Lemma 1: For all $n >1$, there is a prime dividing $n$.
Proof: By induction on $n$. Base case $n=2$ is trivial. Assume the statement for $n. If $m$ is prime, then it is also true for $n=m$. If $k$ is a nontrivial divisor of $m$ then, by induction, $k$ has a prime divisor so $n$ does as well. $\square$
Lemma 2: For all $n \geq 1$, there exists $N \geq 1$ such that, for all $k$ with $1 \leq k \leq n$, we have $k|N$.
Proof: By induction on $n$. Base case $n=1$ is trivial. If $M$ is divisible by all $k$ with $1 \leq k < m$, then $Mm$ is divisible by all $k$ with $1 \leq k \leq m$. $\square$
Theorem: For all $n$, there is a prime greater than $n$.
Proof: By Lemma 2, there is an $N$ such that $k|N$ for $1 \leq k \leq n$. By Lemma 1, there is a prime $p$ which divides $N+1$. If $p \leq n$, then $p|N$ and $p|N+1$, a contradiction. So $p>n$, as desired. $\square$.

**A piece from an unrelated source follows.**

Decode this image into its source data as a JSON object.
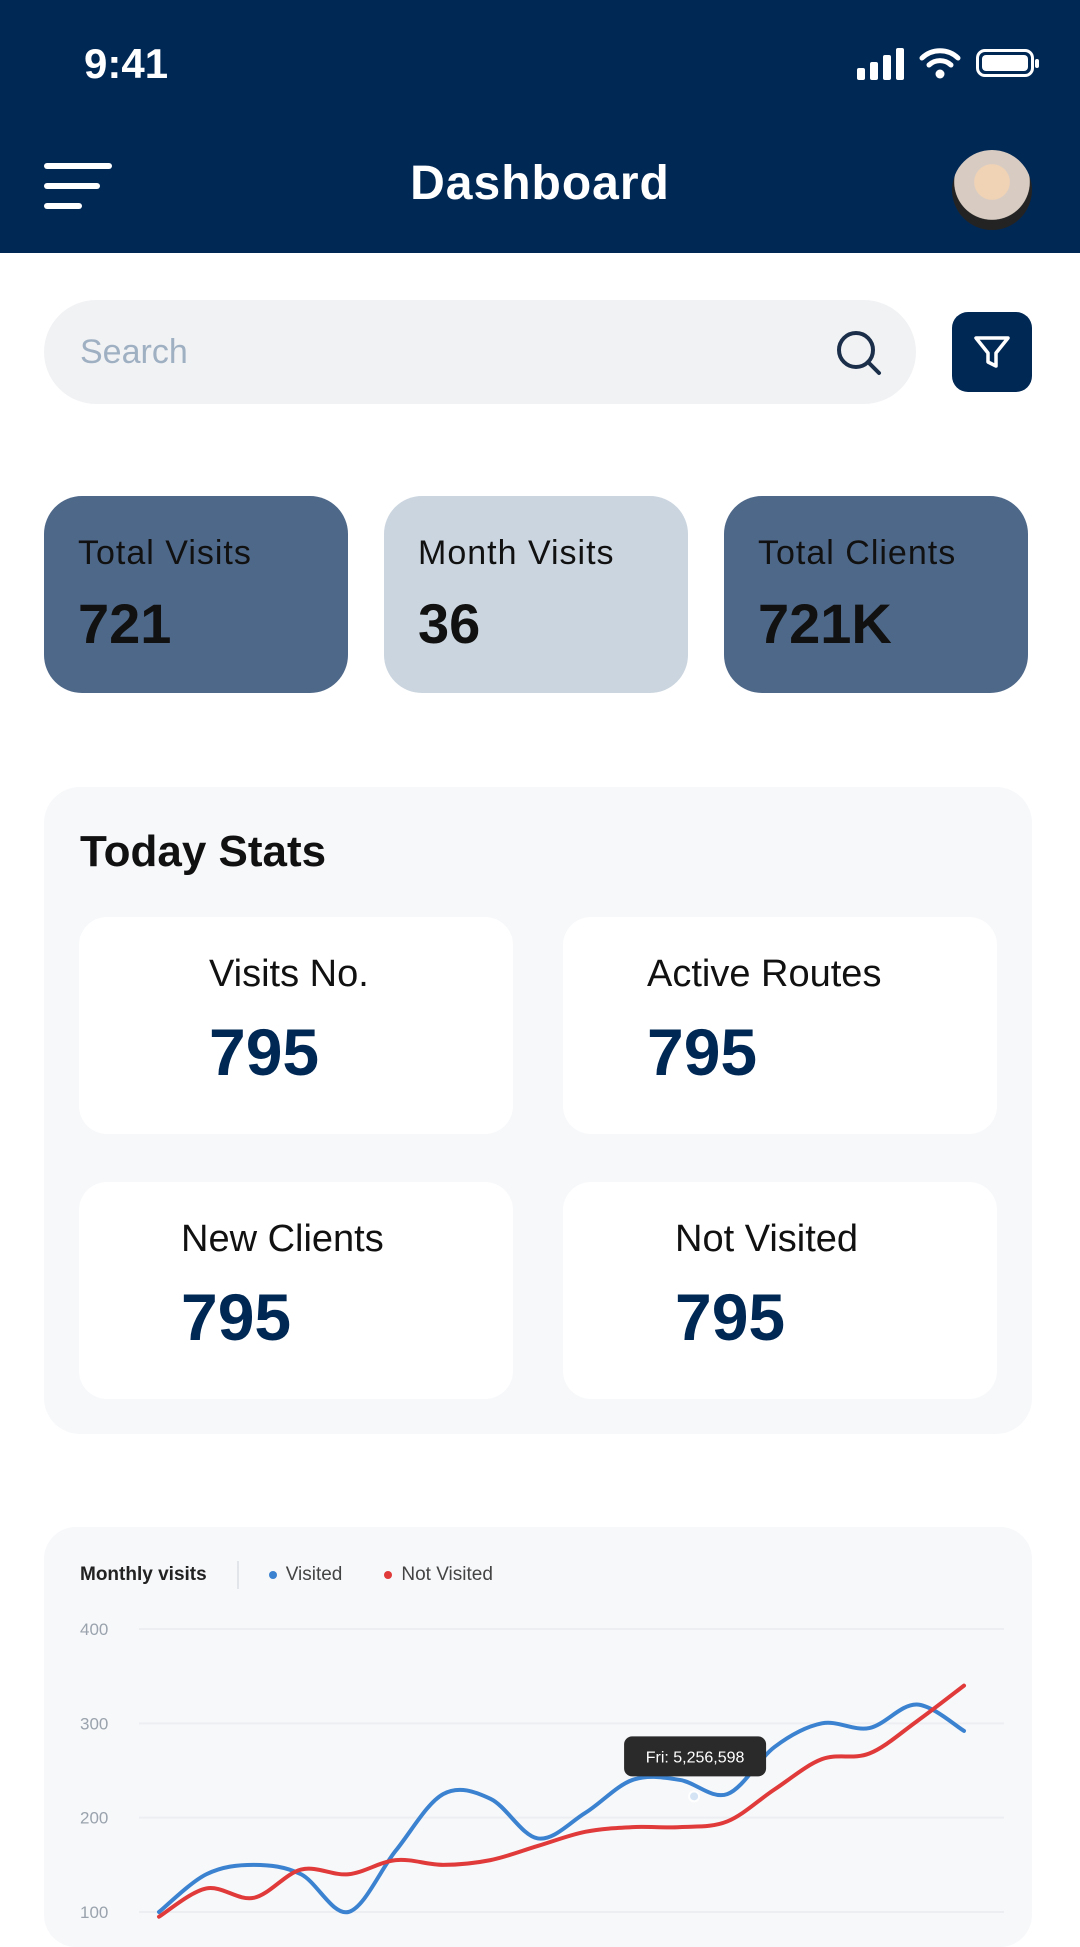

It is interesting to note that Lemma 2 asserts a relation of exponential growth. (That is to say, it is a theorem of the form $\forall n \exists N : \cdots$ where the smallest $N$ satisfying the $\cdots$ is exponential in $n$.) It is known that certain very weak fragments of PA can't prove the existence of a relation of exponential growth; it would be interesting to know whether they can prove infinitude of primes.